Querying Messages in MapR Streams

You can develop Java applications or modify existing Java applications to query messages that are in MapR streams by using the methods in the Streams class.

Description of the Streams Class

By using the Streams class, your applications can query MapR streams directly. You do not have first to load the data from your streams into another cluster that is used only for analytics and reporting.

The methods in this class each return a DocumentStore object that contains the messages in topics for a specified stream. The DocumentStore interface is a part of the open-source OJAI API.

You can then use the DocumentStore.find() methods to query the messages that are in the DocumentStore object.

The logical schema of each message is as follows. Your analytics applications can run queries on these fields.
{
    "_id":<STRING>,
    "topic":<STRING>,
    "partition":<SHORT>,
    "offset":<LONG>,
    "timestamp":<LONG>,
    "producer":<VARCHAR>,
    "key":<BINARY>,
    "value":<VARBINARY>
}
Field Description
_id A STRING value that represents the ID of the topic in which the message is located.
topic A STRING value that represents the name of the topic in which the message is located.
partition A SHORT value that represents the index of the partition in the topic.
offset A LONG value that represents the position of the message within a partition.
timestamp A LONG value that represents the date and time at which the message was sent to the stream.
producer A VARCHAR value that represents the value of the client.id configuration parameter for the producer that published the message. MapR Streams does not require a value for this configuration parameter, so the value for this field could be empty.
key A BINARY value that represents the key of the message. MapR Streams does not require each message to have a key, so this value could be empty. The configuration parameter key.serializer for the producer that published the message specifies the means by which the key was serialized.

Your application can deserialize the key by using the appropriate deserialization class in the org.apache.kafka.common.serialization package or a class that implements the Deserializer interface.

value A VARBINARY value that represents the value of the message.

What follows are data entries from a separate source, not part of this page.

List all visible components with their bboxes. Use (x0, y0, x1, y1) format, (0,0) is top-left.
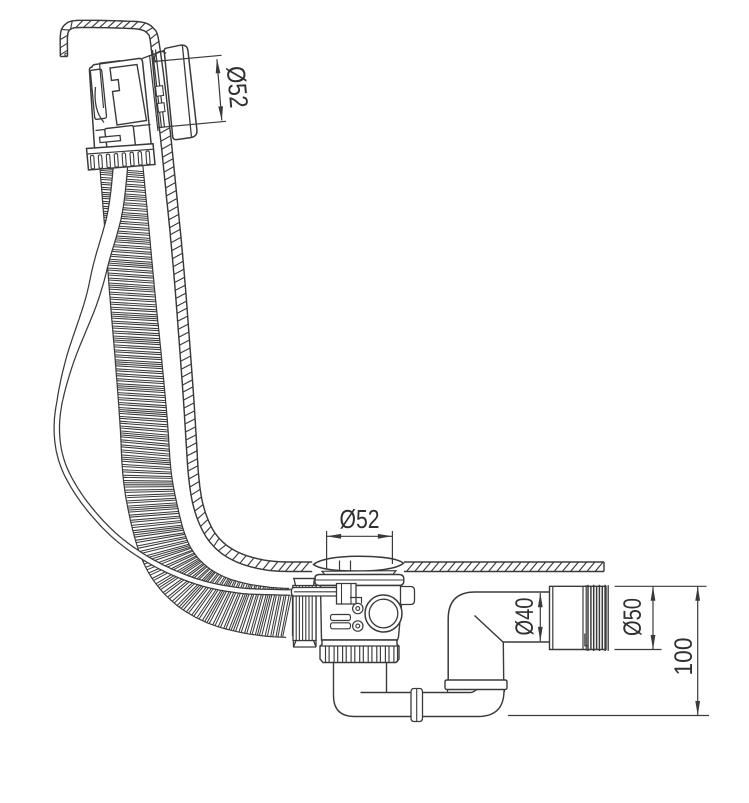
svg-text:Ø52: Ø52 (221, 65, 255, 109)
svg-text:Ø50: Ø50 (619, 598, 647, 636)
svg-text:Ø52: Ø52 (340, 504, 380, 534)
svg-text:Ø40: Ø40 (511, 598, 539, 636)
svg-text:100: 100 (670, 638, 698, 676)
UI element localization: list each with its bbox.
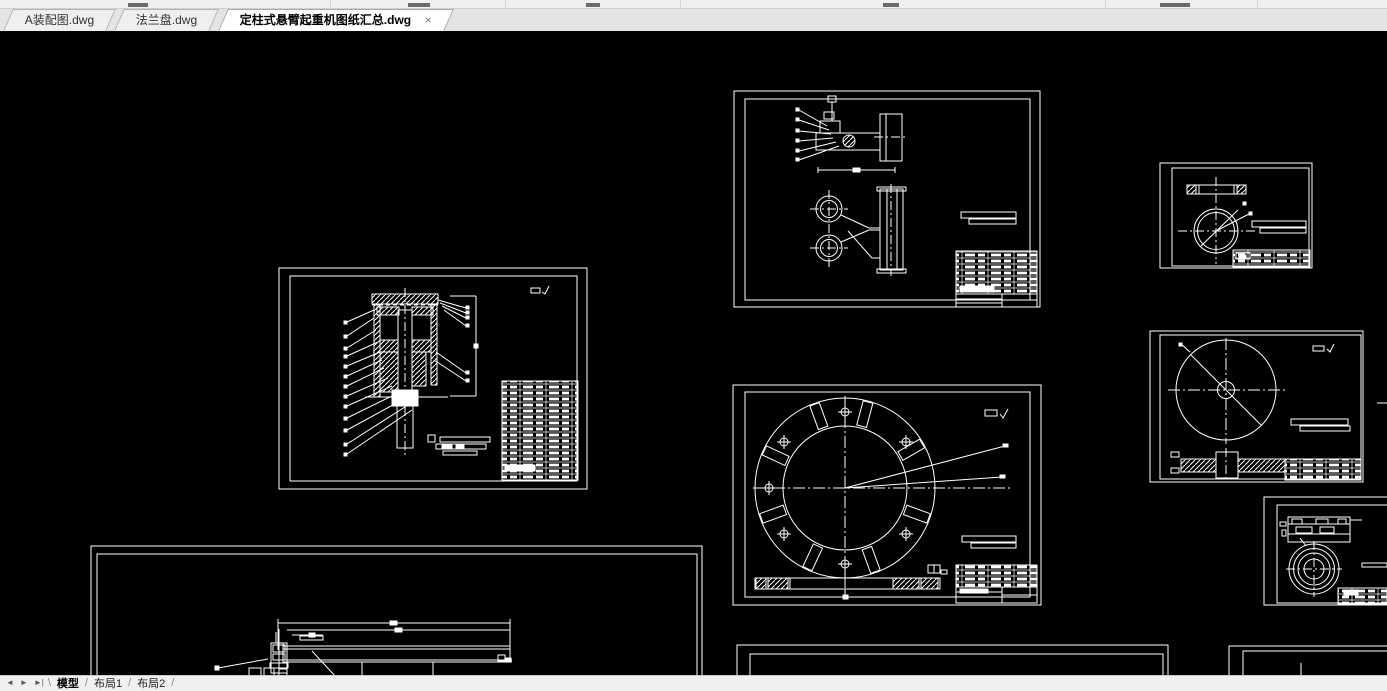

The configuration parameter value.serializer for the producer that published the message specifies the means by which the value was serialized.

Your application can deserialize the value by using the appropriate deserialization class in the org.apache.kafka.common.serialization package or a class that implements the Deserializer interface.

Sample Application

mapr streamanalyzer

Links to Javadoc:

Building Applications that Use the Streams Class

You can compile and run a Java application that uses the required JAR file from the MapR Maven repository or from the MapR installation.

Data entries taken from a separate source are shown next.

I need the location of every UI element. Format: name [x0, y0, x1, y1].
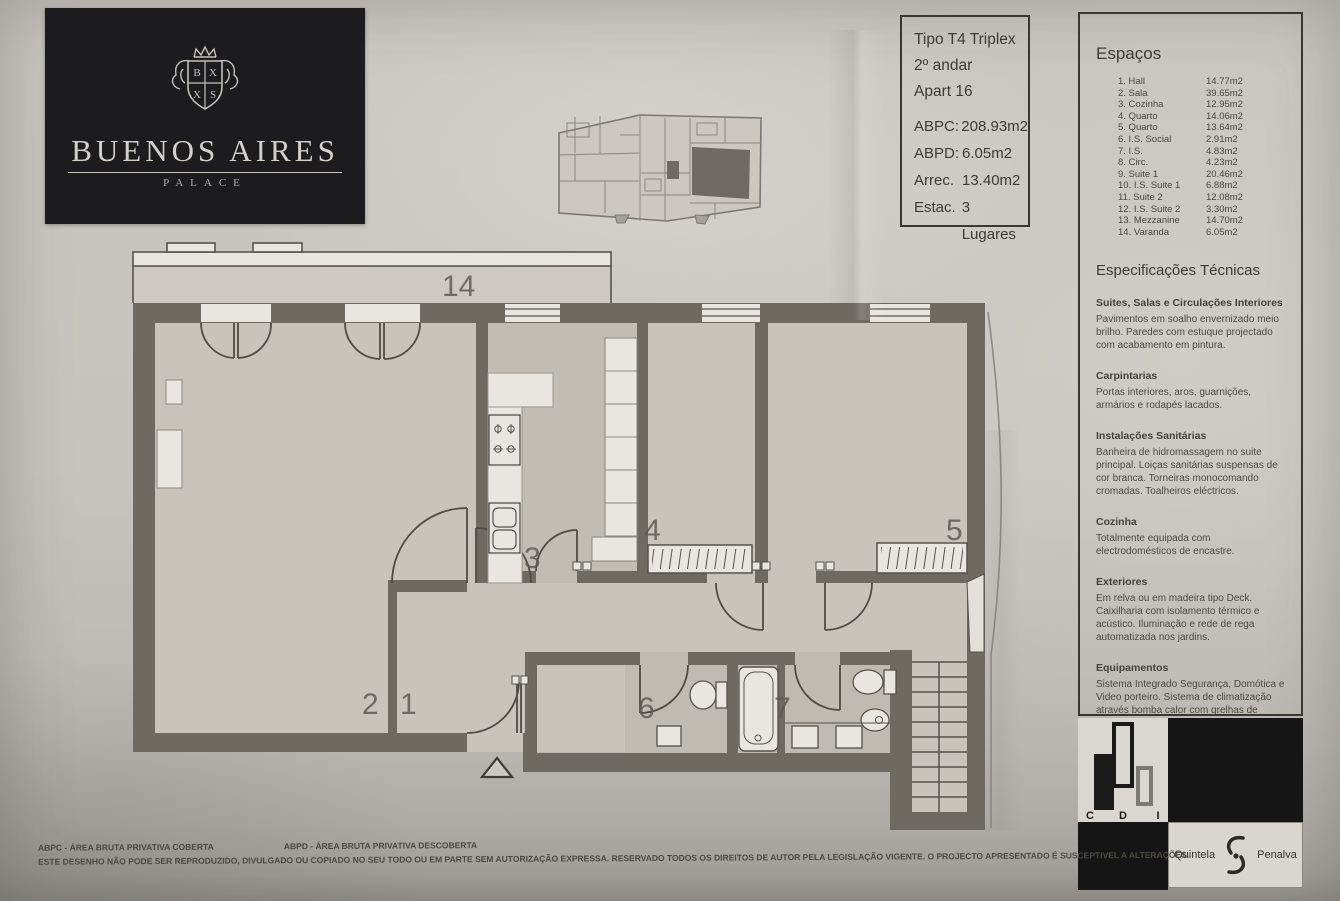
svg-text:X: X [209, 67, 217, 79]
label-is7: 7 [774, 692, 791, 725]
abbr-abpd: ABPD - ÁREA BRUTA PRIVATIVA DESCOBERTA [284, 840, 477, 851]
space-row: 1. Hall14.77m2 [1118, 76, 1287, 88]
spaces-list: 1. Hall14.77m2 2. Sala39.65m2 3. Cozinha… [1118, 76, 1287, 238]
spec-section: Carpintarias Portas interiores, aros, gu… [1096, 370, 1287, 412]
info-value: 13.40m2 [962, 167, 1020, 194]
svg-text:S: S [210, 89, 216, 101]
space-row: 7. I.S.4.83m2 [1118, 146, 1287, 158]
svg-text:B: B [193, 67, 200, 79]
space-row: 8. Circ.4.23m2 [1118, 157, 1287, 169]
info-label: Arrec. [914, 167, 962, 194]
info-label: Estac. [914, 194, 962, 248]
scanned-floorplan-sheet: 14 3 4 5 2 1 6 7 [0, 0, 1340, 901]
penalva-text: Penalva [1257, 849, 1297, 861]
brand-logo-box: BX XS BUENOS AIRES PALACE [45, 8, 365, 224]
space-row: 10. I.S. Suite 16.88m2 [1118, 180, 1287, 192]
label-hall: 1 [400, 688, 417, 721]
space-row: 14. Varanda6.05m2 [1118, 227, 1287, 239]
unit-type: Tipo T4 Triplex [914, 27, 1028, 53]
unit-apartment: Apart 16 [914, 79, 1028, 105]
crest-icon: BX XS [150, 43, 260, 125]
space-row: 2. Sala39.65m2 [1118, 88, 1287, 100]
spec-section: Instalações Sanitárias Banheira de hidro… [1096, 430, 1287, 498]
space-row: 12. I.S. Suite 23.30m2 [1118, 204, 1287, 216]
label-sala: 2 [362, 688, 379, 721]
info-row: Arrec.13.40m2 [914, 167, 1028, 194]
space-row: 9. Suite 120.46m2 [1118, 169, 1287, 181]
info-row: Estac.3 Lugares [914, 194, 1028, 248]
info-label: ABPD: [914, 140, 962, 167]
cdi-letter-c: C [1086, 810, 1094, 822]
label-cozinha: 3 [524, 542, 541, 575]
info-value: 6.05m2 [962, 140, 1012, 167]
space-row: 13. Mezzanine14.70m2 [1118, 215, 1287, 227]
label-is-social: 6 [638, 692, 655, 725]
brand-subtitle: PALACE [163, 177, 247, 189]
space-row: 3. Cozinha12.95m2 [1118, 99, 1287, 111]
specs-title: Especificações Técnicas [1096, 262, 1287, 279]
space-row: 6. I.S. Social2.91m2 [1118, 134, 1287, 146]
entrance-marker [482, 758, 512, 777]
quintela-penalva-icon [1219, 834, 1253, 876]
unit-floor: 2º andar [914, 53, 1028, 79]
unit-info-box: Tipo T4 Triplex 2º andar Apart 16 ABPC:2… [900, 15, 1030, 227]
outer-curve-line [988, 312, 1001, 828]
space-row: 11. Suite 212.08m2 [1118, 192, 1287, 204]
abbr-abpc: ABPC - ÁREA BRUTA PRIVATIVA COBERTA [38, 842, 214, 853]
info-value: 3 Lugares [962, 194, 1028, 248]
space-row: 4. Quarto14.06m2 [1118, 111, 1287, 123]
partner-logos: C D I Quintela Penalva [1078, 718, 1303, 890]
spec-section: Suites, Salas e Circulações Interiores P… [1096, 297, 1287, 352]
spec-section: Exteriores Em relva ou em madeira tipo D… [1096, 576, 1287, 644]
svg-text:X: X [193, 89, 201, 101]
spec-panel: Espaços 1. Hall14.77m2 2. Sala39.65m2 3.… [1078, 12, 1303, 716]
space-row: 5. Quarto13.64m2 [1118, 122, 1287, 134]
info-row: ABPD:6.05m2 [914, 140, 1028, 167]
brand-name: BUENOS AIRES [71, 133, 339, 169]
cdi-logo: C D I [1078, 718, 1168, 822]
spaces-title: Espaços [1096, 44, 1287, 64]
spec-section: Cozinha Totalmente equipada com electrod… [1096, 516, 1287, 558]
label-varanda: 14 [442, 270, 475, 303]
cdi-letter-d: D [1119, 810, 1127, 822]
cdi-letter-i: I [1156, 810, 1159, 822]
label-quarto4: 4 [644, 514, 661, 547]
key-plan [545, 103, 767, 225]
info-value: 208.93m2 [961, 113, 1028, 140]
info-row: ABPC:208.93m2 [914, 113, 1028, 140]
brand-rule [68, 172, 342, 173]
black-tile [1168, 718, 1303, 822]
info-label: ABPC: [914, 113, 961, 140]
label-quarto5: 5 [946, 514, 963, 547]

Using the JAR File from the MapR Maven Repository

  1. Add MapR's Maven repository to your pom.xml file, if it is not already added:
        <repositories>
        <repository>
          <id>mapr-releases</id>
          <url>http://repository.mapr.com/nexus/content/repositories/releases</url>
          <snapshots><enabled>true</enabled></snapshots>
          <releases><enabled>true</enabled></releases>
        </repository>
      </repositories>
  2. Add a dependency to the mapr-streams project:
        <dependency>
          <groupId>com.mapr.streams</groupId>
          <artifactId>mapr-streams</artifactId>
          <version>5.1.0-mapr</version>
        </dependency>

Using JARs from the MapR Installation

  • Use the following command to compile applications:
    javac -cp `mapr classpath` <Application jars>
  • Use the following command to run applications:
    java -cp `mapr classpath`:. <Main class jar> <commandline arguments>